Onlangs verscheen in een lokaal blad dat in Buggenhout en Peizegem wordt bedeeld, een korte bijdrage over ‘het volkslied van den Opstal’. Toen wij dit lazen ging er een belletje rinkelen want wat wordt er gezongen in het refrein? “De Opstal is ’t land van pateekes en friet, daar drinken ze pilskes en blijven ze fit”.
Waar hadden wij dat nog gehoord? A ja, “Den Boskant is ’t land van pateekes en friet. Daar drinken ze cider en blijven er fit”. Het ‘nationaal volkslied’ van Peizegem. Ook de rest van het refrein en de strofen zijn quasi identiek “Ze zingen en dansen en maken plezier. En drinken/lusten op tijd ne goeie pot bier”. Wie was origineel en wie pleegde plagiaat? Hebben die van den Opstal ‘ons’ liedje gepikt of waren wij, Peizegemnaren, de plagiaatplegers?

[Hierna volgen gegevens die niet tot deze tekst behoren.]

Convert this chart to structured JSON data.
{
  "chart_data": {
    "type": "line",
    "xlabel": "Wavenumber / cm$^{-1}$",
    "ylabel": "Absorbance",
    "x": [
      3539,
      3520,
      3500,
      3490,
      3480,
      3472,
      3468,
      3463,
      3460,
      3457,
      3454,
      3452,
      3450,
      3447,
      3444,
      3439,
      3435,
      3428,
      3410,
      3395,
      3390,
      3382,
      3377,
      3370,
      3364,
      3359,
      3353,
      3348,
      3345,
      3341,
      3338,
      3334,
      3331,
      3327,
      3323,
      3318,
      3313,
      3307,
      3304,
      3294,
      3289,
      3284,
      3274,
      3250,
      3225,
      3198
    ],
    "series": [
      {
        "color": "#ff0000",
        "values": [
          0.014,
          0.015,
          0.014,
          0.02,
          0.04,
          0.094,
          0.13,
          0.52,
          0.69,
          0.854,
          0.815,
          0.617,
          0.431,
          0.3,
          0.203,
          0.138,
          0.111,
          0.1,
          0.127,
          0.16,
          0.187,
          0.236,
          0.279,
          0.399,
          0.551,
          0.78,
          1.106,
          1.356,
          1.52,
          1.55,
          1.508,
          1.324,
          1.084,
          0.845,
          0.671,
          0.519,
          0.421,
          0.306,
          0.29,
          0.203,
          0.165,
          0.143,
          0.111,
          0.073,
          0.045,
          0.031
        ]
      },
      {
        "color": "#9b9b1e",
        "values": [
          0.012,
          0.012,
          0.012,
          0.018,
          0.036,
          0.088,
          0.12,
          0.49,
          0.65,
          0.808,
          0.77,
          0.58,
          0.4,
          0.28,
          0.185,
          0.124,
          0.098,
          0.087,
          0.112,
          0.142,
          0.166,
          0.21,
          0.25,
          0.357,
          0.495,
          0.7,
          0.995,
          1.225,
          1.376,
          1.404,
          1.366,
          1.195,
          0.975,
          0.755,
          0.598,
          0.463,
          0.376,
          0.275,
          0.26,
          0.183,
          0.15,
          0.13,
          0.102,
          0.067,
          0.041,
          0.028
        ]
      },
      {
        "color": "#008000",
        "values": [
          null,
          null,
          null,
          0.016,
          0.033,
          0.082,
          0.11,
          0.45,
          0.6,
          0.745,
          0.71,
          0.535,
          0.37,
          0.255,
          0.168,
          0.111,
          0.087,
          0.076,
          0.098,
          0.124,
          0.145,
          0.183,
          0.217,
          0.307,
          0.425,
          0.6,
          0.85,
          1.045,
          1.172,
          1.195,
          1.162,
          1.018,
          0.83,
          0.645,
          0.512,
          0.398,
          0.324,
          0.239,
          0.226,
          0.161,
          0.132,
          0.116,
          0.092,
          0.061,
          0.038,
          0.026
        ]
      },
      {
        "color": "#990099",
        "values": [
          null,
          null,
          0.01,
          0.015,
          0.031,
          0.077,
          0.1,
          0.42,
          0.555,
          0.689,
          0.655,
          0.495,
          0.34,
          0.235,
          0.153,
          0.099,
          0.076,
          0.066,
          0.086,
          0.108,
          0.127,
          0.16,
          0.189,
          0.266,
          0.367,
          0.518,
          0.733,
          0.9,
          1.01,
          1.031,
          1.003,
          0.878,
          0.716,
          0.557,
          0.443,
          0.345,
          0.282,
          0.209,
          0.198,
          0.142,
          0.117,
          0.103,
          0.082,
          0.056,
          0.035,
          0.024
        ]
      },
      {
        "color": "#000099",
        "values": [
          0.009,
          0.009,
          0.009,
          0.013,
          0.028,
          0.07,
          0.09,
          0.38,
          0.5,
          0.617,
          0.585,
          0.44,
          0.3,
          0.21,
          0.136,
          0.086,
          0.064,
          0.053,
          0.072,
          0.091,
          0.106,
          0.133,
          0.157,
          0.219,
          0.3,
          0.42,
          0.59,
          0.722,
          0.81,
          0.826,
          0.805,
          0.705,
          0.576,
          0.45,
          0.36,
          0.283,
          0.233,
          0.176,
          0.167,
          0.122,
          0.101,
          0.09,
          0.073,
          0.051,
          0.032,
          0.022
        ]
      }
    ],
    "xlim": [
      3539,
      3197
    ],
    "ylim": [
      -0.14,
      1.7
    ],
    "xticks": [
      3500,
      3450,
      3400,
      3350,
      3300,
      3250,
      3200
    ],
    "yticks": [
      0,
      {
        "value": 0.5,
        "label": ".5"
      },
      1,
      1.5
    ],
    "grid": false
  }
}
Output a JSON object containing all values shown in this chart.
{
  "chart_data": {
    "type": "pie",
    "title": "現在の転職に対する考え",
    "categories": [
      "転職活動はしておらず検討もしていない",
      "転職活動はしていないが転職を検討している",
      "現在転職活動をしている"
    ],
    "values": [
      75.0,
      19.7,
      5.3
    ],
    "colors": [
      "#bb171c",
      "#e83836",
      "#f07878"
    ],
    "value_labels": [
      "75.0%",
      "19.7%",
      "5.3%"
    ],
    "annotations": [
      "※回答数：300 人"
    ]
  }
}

Het artikel in ’t Middelpunt vermeldt uitdrukkelijk Rudolf Mariëns als auteur van de tekst. Hij werd in 197 verkozen als tweede prins carnaval van Chiro Hemo in den Opstal. “In feite is dit het origineel volkslied van den Opstal,” schrijft de journalist van ’t Middelpunt.
Wij gingen ons licht eens opsteken en ontdekten dat niet Rudolf Mariëns maar Jef Hellinckx uit Merchtem de auteur van het ‘volkslied van den Boskant’ is. Hij schreef het op een melodie van Bobbejaan Schoupen. Die verbleef tijdens de tweede wereldoorlog een tijdje in de Galgestraat, op de grens van Merchtem en Peizegem, het échte land van ‘pateekes en friet’ … bij de familie Hellinckx.
Die van den Opstal ‘gieten de pintjes naar binnen en worden daarvan toch zo dwaas’ terwijl die van den Boskant ‘eten daartussen wat kaas’. In den Opstal ‘wordt hun vrouw dan kwaad’ en dat rijmt volgens ons helemaal op ‘plagiaat’.